A small room at the rear of the banking chamber has an external door to the verandah and leads to the stair hall which has an intact cedar staircase and pressed metal ceiling. An arched opening at the end of the stair hall leads to the section of the building constructed in 1996–1997. Behind the stair hall is a large room that has been created from two smaller rooms; it has a dropped ceiling and a new door to the verandah.

The staircase leads to the second level. On this level all the original ceilings have been removed and replaced with a dropped ceiling, with fluorescent lighting and air conditioning grilles. Most of the internal walls have been removed to create a large open office space. As this level was the residence of the bank manager, most of the rooms had french doors opening onto the verandah. The french doors remain, but benches and desks have been built across the doors so that they no longer operate as doors.

The 1997 extension is set back from Goondoon Street; externally it mimics the classical detailing of the original building. The junction of the original building and the extension is marked on the roof line by a timber belvedere with a corrugated iron roof. The extension does not form part of the heritage listing.

== Heritage listing ==
Kullaroo House was listed on the Queensland Heritage Register on 5 March 1999 having satisfied the following criteria.

The place is important in demonstrating the evolution or pattern of Queensland's history.

Kullaroo House, erected in 1910–1911 as new premises for the Commercial Banking Company of Sydney's Gladstone branch, is important in illustrating the pattern of Queensland's history, demonstrating the renewal of business confidence in Gladstone and district in the early years of the 20th century.

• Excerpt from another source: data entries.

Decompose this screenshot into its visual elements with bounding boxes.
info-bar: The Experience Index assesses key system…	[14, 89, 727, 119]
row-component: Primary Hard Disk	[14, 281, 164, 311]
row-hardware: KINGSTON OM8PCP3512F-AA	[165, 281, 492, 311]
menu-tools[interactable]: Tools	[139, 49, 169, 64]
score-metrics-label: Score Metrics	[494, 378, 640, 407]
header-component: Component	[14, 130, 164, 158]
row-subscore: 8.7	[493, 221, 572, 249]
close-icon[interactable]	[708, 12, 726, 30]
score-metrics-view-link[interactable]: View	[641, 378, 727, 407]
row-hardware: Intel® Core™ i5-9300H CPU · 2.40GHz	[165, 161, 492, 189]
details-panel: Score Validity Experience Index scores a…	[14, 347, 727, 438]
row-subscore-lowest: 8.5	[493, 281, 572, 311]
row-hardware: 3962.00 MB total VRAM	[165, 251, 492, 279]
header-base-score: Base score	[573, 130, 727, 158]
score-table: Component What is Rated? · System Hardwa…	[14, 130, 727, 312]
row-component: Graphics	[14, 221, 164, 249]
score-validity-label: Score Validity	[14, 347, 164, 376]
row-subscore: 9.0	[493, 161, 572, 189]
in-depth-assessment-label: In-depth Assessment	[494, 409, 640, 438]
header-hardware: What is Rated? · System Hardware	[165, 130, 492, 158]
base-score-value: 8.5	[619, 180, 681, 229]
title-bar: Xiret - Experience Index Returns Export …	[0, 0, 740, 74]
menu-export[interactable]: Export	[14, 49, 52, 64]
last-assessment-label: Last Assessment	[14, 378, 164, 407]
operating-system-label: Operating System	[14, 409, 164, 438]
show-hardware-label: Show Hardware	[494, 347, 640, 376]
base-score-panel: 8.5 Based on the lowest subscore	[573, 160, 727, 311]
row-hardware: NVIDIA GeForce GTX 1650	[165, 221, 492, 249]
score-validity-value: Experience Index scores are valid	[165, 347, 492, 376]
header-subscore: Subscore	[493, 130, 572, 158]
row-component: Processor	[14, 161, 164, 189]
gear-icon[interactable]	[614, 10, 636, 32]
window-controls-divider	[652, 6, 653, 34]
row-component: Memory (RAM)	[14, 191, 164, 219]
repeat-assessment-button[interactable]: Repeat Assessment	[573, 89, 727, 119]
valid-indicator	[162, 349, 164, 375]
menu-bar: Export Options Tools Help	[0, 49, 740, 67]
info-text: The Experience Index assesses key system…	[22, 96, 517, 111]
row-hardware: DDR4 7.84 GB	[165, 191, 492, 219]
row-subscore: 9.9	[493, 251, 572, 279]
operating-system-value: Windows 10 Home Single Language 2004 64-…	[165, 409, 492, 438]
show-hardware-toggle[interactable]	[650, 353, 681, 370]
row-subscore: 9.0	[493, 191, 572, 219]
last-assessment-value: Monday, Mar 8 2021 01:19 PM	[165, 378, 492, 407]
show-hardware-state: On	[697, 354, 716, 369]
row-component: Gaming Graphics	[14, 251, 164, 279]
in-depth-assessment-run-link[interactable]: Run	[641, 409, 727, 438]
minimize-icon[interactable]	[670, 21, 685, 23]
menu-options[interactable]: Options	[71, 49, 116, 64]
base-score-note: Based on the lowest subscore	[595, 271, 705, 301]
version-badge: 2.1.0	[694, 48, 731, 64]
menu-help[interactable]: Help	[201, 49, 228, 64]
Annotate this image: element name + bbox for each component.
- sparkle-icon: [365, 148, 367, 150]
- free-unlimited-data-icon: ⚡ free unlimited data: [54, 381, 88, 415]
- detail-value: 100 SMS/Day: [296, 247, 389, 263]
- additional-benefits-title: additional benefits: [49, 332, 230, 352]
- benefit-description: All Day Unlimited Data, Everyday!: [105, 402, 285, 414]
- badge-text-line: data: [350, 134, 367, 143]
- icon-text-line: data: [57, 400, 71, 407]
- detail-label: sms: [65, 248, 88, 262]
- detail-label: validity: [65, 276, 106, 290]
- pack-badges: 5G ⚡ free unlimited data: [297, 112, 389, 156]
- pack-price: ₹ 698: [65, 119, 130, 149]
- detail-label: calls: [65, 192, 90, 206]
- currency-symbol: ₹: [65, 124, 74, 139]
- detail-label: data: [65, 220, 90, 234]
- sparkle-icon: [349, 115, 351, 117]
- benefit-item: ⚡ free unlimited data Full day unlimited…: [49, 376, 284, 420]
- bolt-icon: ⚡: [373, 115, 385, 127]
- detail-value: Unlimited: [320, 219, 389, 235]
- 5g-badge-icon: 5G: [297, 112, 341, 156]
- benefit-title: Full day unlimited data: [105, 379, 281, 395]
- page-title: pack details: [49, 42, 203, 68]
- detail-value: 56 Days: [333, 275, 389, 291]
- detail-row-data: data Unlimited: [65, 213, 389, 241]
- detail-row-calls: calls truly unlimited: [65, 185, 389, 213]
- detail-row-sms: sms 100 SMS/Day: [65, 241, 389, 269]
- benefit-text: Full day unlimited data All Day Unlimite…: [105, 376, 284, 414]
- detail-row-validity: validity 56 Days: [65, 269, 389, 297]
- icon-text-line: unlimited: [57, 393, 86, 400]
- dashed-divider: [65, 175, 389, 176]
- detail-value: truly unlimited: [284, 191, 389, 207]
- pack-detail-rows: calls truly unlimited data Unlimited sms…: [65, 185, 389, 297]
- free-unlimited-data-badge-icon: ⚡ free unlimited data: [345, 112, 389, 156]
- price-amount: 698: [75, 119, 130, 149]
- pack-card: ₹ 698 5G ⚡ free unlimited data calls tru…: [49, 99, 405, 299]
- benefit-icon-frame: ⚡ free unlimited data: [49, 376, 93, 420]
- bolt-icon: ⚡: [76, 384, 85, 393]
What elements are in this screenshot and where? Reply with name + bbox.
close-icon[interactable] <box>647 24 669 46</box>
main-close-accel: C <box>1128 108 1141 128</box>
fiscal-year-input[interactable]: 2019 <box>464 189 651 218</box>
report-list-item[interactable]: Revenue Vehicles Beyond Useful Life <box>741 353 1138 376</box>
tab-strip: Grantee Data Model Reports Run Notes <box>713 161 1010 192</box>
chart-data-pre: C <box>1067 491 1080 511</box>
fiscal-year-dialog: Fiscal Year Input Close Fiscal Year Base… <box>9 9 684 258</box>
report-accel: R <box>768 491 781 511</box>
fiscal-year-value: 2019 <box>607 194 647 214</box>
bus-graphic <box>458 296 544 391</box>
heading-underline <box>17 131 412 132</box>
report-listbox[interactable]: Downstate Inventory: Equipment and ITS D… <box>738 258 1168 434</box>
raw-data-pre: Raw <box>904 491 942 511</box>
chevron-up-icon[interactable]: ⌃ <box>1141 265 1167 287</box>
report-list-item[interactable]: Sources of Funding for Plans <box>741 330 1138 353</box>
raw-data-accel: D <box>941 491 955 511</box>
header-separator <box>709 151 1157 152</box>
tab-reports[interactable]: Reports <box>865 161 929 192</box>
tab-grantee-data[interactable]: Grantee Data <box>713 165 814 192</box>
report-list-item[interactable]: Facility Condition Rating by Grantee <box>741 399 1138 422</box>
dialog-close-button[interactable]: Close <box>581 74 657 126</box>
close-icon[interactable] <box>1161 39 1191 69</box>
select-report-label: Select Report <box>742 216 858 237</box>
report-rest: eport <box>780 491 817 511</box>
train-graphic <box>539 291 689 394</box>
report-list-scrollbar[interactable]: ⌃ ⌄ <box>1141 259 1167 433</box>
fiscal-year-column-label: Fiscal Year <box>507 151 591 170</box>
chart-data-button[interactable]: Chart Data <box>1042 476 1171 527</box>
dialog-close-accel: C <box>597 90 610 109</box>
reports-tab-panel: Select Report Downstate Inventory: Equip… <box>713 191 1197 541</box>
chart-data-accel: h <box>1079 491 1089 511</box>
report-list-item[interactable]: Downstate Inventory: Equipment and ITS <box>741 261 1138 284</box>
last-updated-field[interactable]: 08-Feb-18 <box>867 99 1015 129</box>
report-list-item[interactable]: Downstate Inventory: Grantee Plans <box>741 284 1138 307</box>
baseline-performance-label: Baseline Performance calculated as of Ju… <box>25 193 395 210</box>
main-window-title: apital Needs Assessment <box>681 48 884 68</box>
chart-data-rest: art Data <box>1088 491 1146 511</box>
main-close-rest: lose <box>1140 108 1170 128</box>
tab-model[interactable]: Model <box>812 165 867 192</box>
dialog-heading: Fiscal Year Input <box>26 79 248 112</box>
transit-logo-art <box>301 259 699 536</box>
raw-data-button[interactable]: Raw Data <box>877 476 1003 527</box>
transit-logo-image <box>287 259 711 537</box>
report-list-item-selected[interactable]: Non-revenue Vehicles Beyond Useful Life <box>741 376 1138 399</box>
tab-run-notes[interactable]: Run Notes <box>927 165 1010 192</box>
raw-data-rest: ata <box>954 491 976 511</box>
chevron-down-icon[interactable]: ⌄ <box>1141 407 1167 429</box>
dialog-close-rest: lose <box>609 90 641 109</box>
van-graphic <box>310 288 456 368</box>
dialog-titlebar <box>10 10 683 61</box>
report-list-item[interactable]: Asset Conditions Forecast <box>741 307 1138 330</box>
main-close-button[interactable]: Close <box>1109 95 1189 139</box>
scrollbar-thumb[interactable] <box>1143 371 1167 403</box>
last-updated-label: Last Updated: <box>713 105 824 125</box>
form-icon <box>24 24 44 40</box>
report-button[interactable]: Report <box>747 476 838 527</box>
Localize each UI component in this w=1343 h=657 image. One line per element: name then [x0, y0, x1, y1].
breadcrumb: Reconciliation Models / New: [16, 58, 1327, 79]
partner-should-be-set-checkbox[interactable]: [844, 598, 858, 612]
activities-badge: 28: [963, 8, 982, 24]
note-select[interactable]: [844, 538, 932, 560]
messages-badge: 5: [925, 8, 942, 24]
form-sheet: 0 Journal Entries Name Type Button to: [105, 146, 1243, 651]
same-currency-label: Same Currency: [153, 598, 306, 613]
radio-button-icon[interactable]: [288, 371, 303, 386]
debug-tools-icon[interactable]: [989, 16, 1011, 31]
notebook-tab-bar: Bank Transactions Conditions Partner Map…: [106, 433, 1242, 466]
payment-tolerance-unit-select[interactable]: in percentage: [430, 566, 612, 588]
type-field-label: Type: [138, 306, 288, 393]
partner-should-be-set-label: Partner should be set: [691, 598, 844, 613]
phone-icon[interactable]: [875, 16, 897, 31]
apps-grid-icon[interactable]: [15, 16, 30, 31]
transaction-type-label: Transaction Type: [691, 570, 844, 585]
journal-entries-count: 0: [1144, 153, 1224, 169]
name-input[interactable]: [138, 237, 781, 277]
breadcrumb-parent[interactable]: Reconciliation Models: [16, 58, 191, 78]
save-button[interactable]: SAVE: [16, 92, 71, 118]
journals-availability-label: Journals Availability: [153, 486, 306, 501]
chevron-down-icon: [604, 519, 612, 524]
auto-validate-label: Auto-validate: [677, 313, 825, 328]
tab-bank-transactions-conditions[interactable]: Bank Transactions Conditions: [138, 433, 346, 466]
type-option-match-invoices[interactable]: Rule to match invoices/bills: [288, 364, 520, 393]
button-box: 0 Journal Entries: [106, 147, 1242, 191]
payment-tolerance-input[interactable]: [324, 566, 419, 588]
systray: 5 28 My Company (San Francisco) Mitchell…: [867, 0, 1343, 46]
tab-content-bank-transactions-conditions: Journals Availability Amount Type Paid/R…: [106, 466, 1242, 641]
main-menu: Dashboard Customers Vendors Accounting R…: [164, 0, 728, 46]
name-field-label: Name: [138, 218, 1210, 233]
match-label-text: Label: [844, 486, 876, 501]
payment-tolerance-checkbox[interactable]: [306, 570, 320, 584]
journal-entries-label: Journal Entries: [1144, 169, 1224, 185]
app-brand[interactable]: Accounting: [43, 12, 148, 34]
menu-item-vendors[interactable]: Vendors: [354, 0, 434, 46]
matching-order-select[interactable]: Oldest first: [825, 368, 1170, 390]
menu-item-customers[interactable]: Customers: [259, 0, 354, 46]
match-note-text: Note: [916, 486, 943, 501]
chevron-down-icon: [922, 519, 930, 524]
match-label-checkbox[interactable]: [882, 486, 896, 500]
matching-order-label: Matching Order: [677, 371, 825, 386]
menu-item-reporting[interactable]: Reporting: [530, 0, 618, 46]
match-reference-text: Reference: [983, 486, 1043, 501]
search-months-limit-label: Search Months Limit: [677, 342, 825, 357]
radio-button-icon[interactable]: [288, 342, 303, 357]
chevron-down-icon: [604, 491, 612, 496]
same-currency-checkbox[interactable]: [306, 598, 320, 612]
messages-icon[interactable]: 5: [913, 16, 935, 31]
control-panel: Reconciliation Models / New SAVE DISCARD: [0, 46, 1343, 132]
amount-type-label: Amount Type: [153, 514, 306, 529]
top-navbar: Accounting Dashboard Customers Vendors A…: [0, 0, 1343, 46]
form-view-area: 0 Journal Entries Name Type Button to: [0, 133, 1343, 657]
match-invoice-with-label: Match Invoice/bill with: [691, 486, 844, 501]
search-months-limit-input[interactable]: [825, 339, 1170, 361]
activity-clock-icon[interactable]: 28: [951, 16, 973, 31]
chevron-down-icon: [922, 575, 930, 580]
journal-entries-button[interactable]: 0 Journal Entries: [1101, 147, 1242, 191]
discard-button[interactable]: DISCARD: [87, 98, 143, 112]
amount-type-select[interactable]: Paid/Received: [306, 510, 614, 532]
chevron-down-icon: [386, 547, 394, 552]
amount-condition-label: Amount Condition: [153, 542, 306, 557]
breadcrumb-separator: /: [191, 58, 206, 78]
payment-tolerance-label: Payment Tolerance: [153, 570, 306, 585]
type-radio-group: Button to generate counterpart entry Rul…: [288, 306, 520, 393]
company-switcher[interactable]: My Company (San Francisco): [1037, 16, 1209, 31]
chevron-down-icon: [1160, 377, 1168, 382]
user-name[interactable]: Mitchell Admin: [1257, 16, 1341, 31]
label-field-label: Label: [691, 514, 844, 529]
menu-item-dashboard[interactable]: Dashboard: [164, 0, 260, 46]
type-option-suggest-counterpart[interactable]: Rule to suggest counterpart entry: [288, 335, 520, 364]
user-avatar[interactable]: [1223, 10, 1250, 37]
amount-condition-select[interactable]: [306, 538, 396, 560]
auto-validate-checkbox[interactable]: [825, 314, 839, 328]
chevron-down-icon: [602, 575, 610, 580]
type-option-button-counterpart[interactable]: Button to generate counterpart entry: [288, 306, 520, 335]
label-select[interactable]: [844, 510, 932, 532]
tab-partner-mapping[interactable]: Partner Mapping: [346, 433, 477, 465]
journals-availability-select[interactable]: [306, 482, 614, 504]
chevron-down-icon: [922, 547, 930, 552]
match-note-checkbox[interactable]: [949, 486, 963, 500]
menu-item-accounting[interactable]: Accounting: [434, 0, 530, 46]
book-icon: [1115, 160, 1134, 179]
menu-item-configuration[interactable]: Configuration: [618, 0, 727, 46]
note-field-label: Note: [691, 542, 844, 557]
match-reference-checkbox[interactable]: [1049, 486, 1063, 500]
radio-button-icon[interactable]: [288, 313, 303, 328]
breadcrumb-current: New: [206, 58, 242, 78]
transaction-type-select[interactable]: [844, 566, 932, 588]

It was one of the CBC's more substantial regional offices, and illustrates how Gladstone was perceived at the time as potentially an important regional centre.

The place is important in demonstrating the principal characteristics of a particular class of cultural places.

Despite a number of late 20th century refurbishments, the building still illustrates the principal characteristics of a substantial, early 20th century, two-storeyed brick banking premises with classical detailing, designed to impress.

The place is important because of its aesthetic significance.

The building is aesthetically pleasing, is located on a prominent site in the principal street of Gladstone, and makes a strong contribution to the Gladstone townscape.

The place has a strong or special association with a particular community or cultural group for social, cultural or spiritual reasons.

The place is considered locally as one of Gladstone's finest buildings, and is of landmark status.

The place has a special association with the life or work of a particular person, group or organisation of importance in Queensland's history.

It is important as a fine example of the work of Queensland architect JPO Cowlishaw, and in illustrating the work of the Commercial Banking Company of Sydney in central Queensland in the first half of the 20th century.